Prompt Caching
Cache expensive prompts and reduce latency and costs.
Prompt caching lets providers reuse previously processed content instead of recomputing it on every request. This cuts both latency and cost, especially when your prompts contain large, repeated sections like system instructions, RAG context, or reference documents.
Why it matters
- Faster responses - Cached tokens skip reprocessing, reducing time-to-first-token on subsequent requests.
- Lower cost - Cache reads are billed at a fraction of the normal input price (as low as 0.1x depending on the provider).
- Efficient for long context - Ideal for apps that reuse a large system prompt or document across many requests.
How caching works
Implicit caching
The provider handles everything automatically. Send a request with a long prompt and the provider caches the common prefix. Future requests sharing the same prefix will hit the cache without any changes to your code.
Explicit caching
You place cache_control markers directly in your request to tell the provider
exactly what to cache. This gives precise control but requires you to structure
your messages accordingly.
| Support type | Description |
|---|---|
| Implicit only | Caching is automatic, no manual control |
| Explicit only | Must add cache_control to enable caching |
| Hybrid | Both modes available |
Check model support
Visit Models and look at the pricing column. If a model shows a cache read/write price, it supports caching.
Reading cache usage
Every response includes a usage object.
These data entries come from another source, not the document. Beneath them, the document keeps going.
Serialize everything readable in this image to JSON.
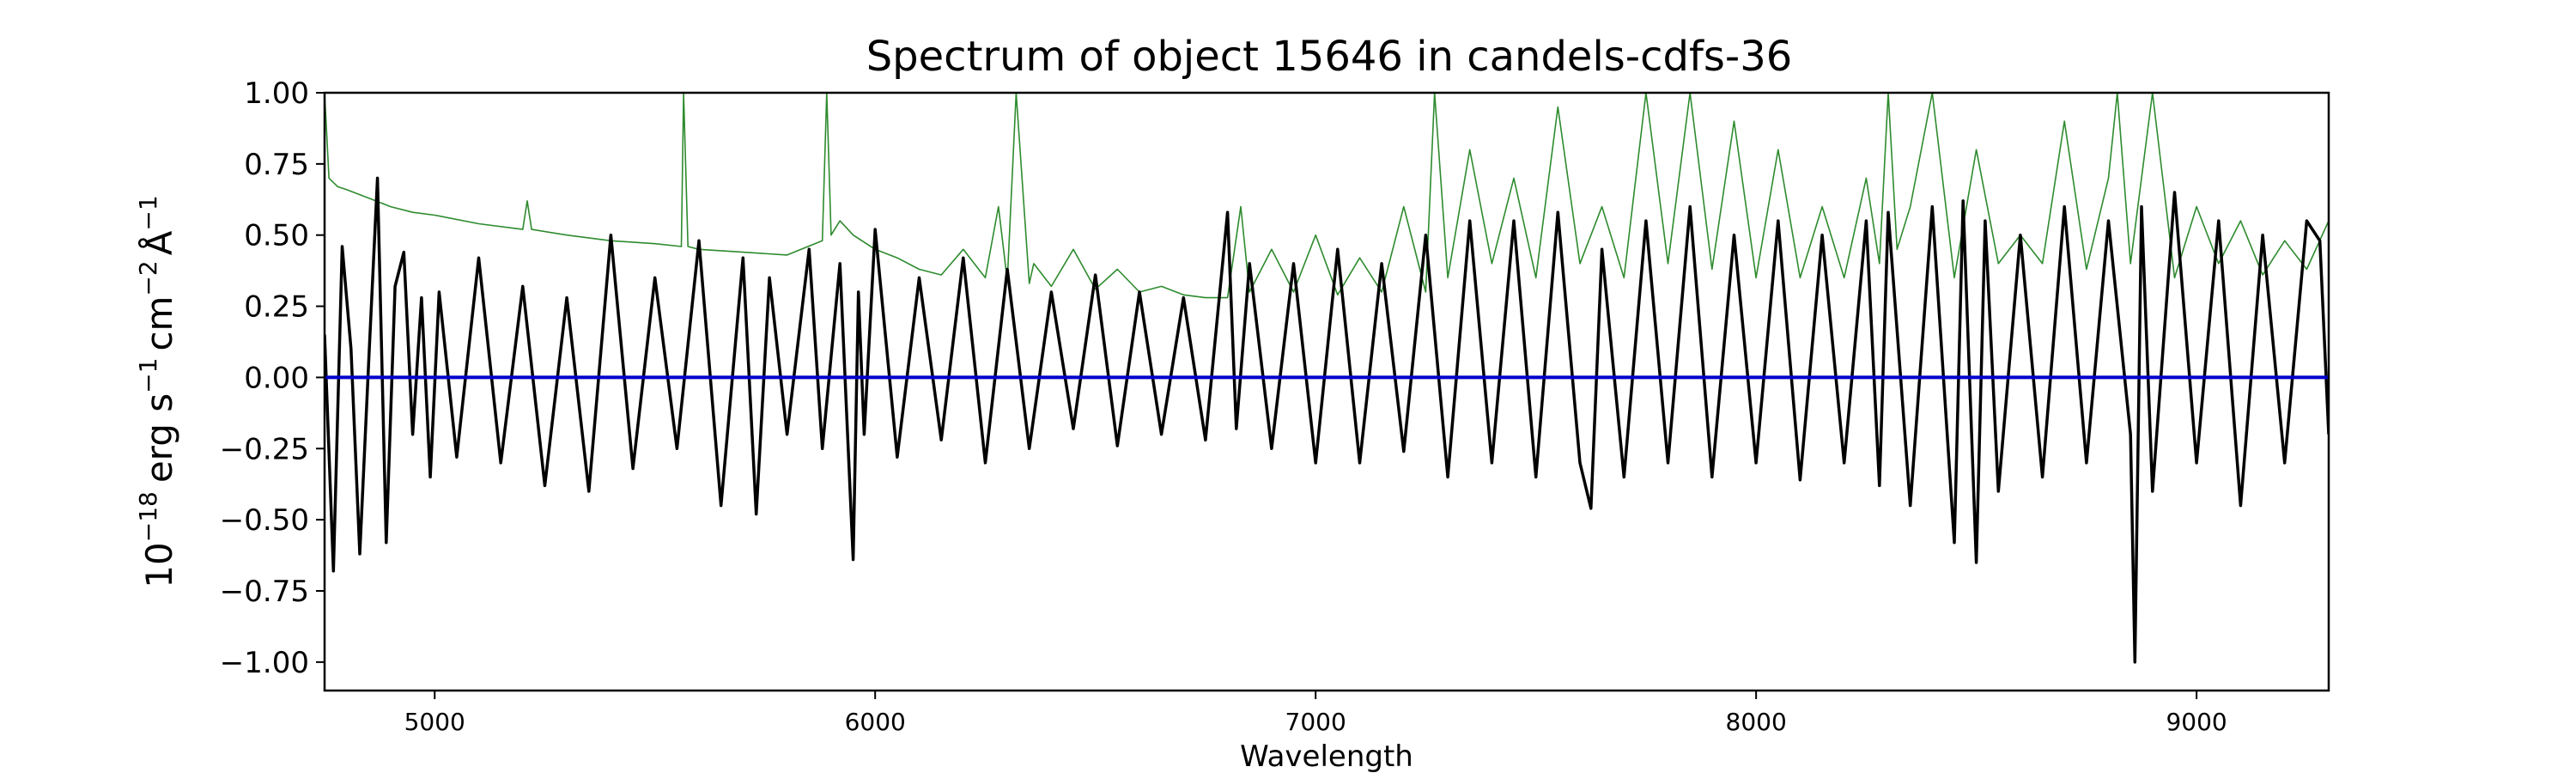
{
  "chart_data": {
    "type": "line",
    "title": "Spectrum of object 15646 in candels-cdfs-36",
    "xlabel": "Wavelength",
    "ylabel_parts": {
      "base": "10",
      "exp": "−18",
      "units": "erg s",
      "m1": "−1",
      "cm": "cm",
      "m2": "−2",
      "ang": "Å",
      "m3": "−1"
    },
    "xlim": [
      4750,
      9300
    ],
    "ylim": [
      -1.1,
      1.0
    ],
    "xticks": [
      {
        "value": 5000,
        "label": "5000"
      },
      {
        "value": 6000,
        "label": "6000"
      },
      {
        "value": 7000,
        "label": "7000"
      },
      {
        "value": 8000,
        "label": "8000"
      },
      {
        "value": 9000,
        "label": "9000"
      }
    ],
    "yticks": [
      {
        "value": 1.0,
        "label": "1.00"
      },
      {
        "value": 0.75,
        "label": "0.75"
      },
      {
        "value": 0.5,
        "label": "0.50"
      },
      {
        "value": 0.25,
        "label": "0.25"
      },
      {
        "value": 0.0,
        "label": "0.00"
      },
      {
        "value": -0.25,
        "label": "−0.25"
      },
      {
        "value": -0.5,
        "label": "−0.50"
      },
      {
        "value": -0.75,
        "label": "−0.75"
      },
      {
        "value": -1.0,
        "label": "−1.00"
      }
    ],
    "grid": false,
    "legend": "none",
    "series": [
      {
        "role": "flux",
        "color": "#000000",
        "x": [
          4750,
          4770,
          4790,
          4810,
          4830,
          4850,
          4870,
          4890,
          4910,
          4930,
          4950,
          4970,
          4990,
          5010,
          5050,
          5100,
          5150,
          5200,
          5250,
          5300,
          5350,
          5400,
          5450,
          5500,
          5550,
          5600,
          5650,
          5700,
          5730,
          5760,
          5800,
          5850,
          5880,
          5920,
          5950,
          5962,
          5975,
          6000,
          6050,
          6100,
          6150,
          6200,
          6250,
          6300,
          6350,
          6400,
          6450,
          6500,
          6550,
          6600,
          6650,
          6700,
          6750,
          6800,
          6820,
          6850,
          6900,
          6950,
          7000,
          7050,
          7100,
          7150,
          7200,
          7250,
          7300,
          7350,
          7400,
          7450,
          7500,
          7550,
          7600,
          7625,
          7650,
          7700,
          7750,
          7800,
          7850,
          7900,
          7950,
          8000,
          8050,
          8100,
          8150,
          8200,
          8250,
          8280,
          8300,
          8350,
          8400,
          8450,
          8470,
          8500,
          8520,
          8550,
          8600,
          8650,
          8700,
          8750,
          8800,
          8850,
          8860,
          8875,
          8900,
          8950,
          9000,
          9050,
          9100,
          9150,
          9200,
          9250,
          9280,
          9300
        ],
        "y": [
          0.15,
          -0.68,
          0.46,
          0.1,
          -0.62,
          0.05,
          0.7,
          -0.58,
          0.32,
          0.44,
          -0.2,
          0.28,
          -0.35,
          0.3,
          -0.28,
          0.42,
          -0.3,
          0.32,
          -0.38,
          0.28,
          -0.4,
          0.5,
          -0.32,
          0.35,
          -0.25,
          0.48,
          -0.45,
          0.42,
          -0.48,
          0.35,
          -0.2,
          0.45,
          -0.25,
          0.4,
          -0.64,
          0.3,
          -0.2,
          0.52,
          -0.28,
          0.35,
          -0.22,
          0.42,
          -0.3,
          0.38,
          -0.25,
          0.3,
          -0.18,
          0.36,
          -0.24,
          0.3,
          -0.2,
          0.28,
          -0.22,
          0.58,
          -0.18,
          0.4,
          -0.25,
          0.4,
          -0.3,
          0.45,
          -0.3,
          0.4,
          -0.26,
          0.5,
          -0.35,
          0.55,
          -0.3,
          0.55,
          -0.35,
          0.58,
          -0.3,
          -0.46,
          0.45,
          -0.35,
          0.55,
          -0.3,
          0.6,
          -0.35,
          0.5,
          -0.3,
          0.55,
          -0.36,
          0.5,
          -0.3,
          0.55,
          -0.38,
          0.58,
          -0.45,
          0.6,
          -0.58,
          0.62,
          -0.65,
          0.55,
          -0.4,
          0.5,
          -0.35,
          0.6,
          -0.3,
          0.55,
          -0.2,
          -1.0,
          0.6,
          -0.4,
          0.65,
          -0.3,
          0.55,
          -0.45,
          0.5,
          -0.3,
          0.55,
          0.48,
          -0.2
        ]
      },
      {
        "role": "error",
        "color": "#2e8b2e",
        "x": [
          4750,
          4755,
          4760,
          4780,
          4800,
          4850,
          4900,
          4950,
          5000,
          5100,
          5200,
          5210,
          5220,
          5300,
          5400,
          5500,
          5560,
          5565,
          5575,
          5600,
          5700,
          5800,
          5880,
          5890,
          5900,
          5920,
          5950,
          6000,
          6050,
          6100,
          6150,
          6200,
          6250,
          6280,
          6300,
          6320,
          6350,
          6360,
          6400,
          6450,
          6500,
          6550,
          6600,
          6650,
          6700,
          6750,
          6800,
          6830,
          6850,
          6900,
          6950,
          7000,
          7050,
          7100,
          7150,
          7200,
          7250,
          7270,
          7300,
          7350,
          7400,
          7450,
          7500,
          7550,
          7600,
          7650,
          7700,
          7750,
          7800,
          7850,
          7900,
          7950,
          8000,
          8050,
          8100,
          8150,
          8200,
          8250,
          8280,
          8300,
          8320,
          8350,
          8400,
          8450,
          8500,
          8550,
          8600,
          8650,
          8700,
          8750,
          8800,
          8820,
          8850,
          8900,
          8950,
          9000,
          9050,
          9100,
          9150,
          9200,
          9250,
          9300
        ],
        "y": [
          1.0,
          0.85,
          0.7,
          0.67,
          0.66,
          0.63,
          0.6,
          0.58,
          0.57,
          0.54,
          0.52,
          0.62,
          0.52,
          0.5,
          0.48,
          0.47,
          0.46,
          1.0,
          0.46,
          0.45,
          0.44,
          0.43,
          0.48,
          1.0,
          0.5,
          0.55,
          0.5,
          0.45,
          0.42,
          0.38,
          0.36,
          0.45,
          0.35,
          0.6,
          0.34,
          1.0,
          0.33,
          0.4,
          0.32,
          0.45,
          0.31,
          0.38,
          0.3,
          0.32,
          0.29,
          0.28,
          0.28,
          0.6,
          0.3,
          0.45,
          0.3,
          0.5,
          0.29,
          0.42,
          0.3,
          0.6,
          0.3,
          1.0,
          0.35,
          0.8,
          0.4,
          0.7,
          0.35,
          0.95,
          0.4,
          0.6,
          0.35,
          1.0,
          0.4,
          1.0,
          0.38,
          0.9,
          0.35,
          0.8,
          0.35,
          0.6,
          0.35,
          0.7,
          0.4,
          1.0,
          0.45,
          0.6,
          1.0,
          0.35,
          0.8,
          0.4,
          0.5,
          0.4,
          0.9,
          0.38,
          0.7,
          1.0,
          0.4,
          1.0,
          0.35,
          0.6,
          0.4,
          0.55,
          0.36,
          0.48,
          0.38,
          0.55
        ]
      },
      {
        "role": "model",
        "color": "#0000cc",
        "x": [
          4750,
          9300
        ],
        "y": [
          0.0,
          0.0
        ]
      }
    ]
  }
}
When caching is active, look inside
prompt_tokens_details for cache metrics:
{
"usage": {
"prompt_tokens": 1500,
"completion_tokens": 200,
"total_tokens": 1700,
"prompt_tokens_details": {
"cached_tokens": 1200,
"cache_write_tokens": 0
}
}
}| Field | What it means |
|---|---|
cached_tokens | Tokens served from cache - billed at the discounted cache read rate |
cache_write_tokens | Tokens written into cache for the first time - may have a write cost |
If cached_tokens is 0 on every request, the cache isn't being hit. Check
that your prompt prefix stays consistent across requests.
Best practices
-
Static content first - System prompts, persona descriptions, and reference documents should come before any dynamic content. The cache is prefix-based, so anything that changes between requests breaks the match.
-
Dynamic content last - User messages and per-request variables go at the end of the conversation, after all the static context.
-
Reuse the same client instance - Some providers tie caching to the connection or session. Reusing the same client helps maintain cache locality.
-
Check minimum token thresholds - Each provider has a minimum number of tokens before a prompt qualifies for caching. Sending short prompts will never hit cache.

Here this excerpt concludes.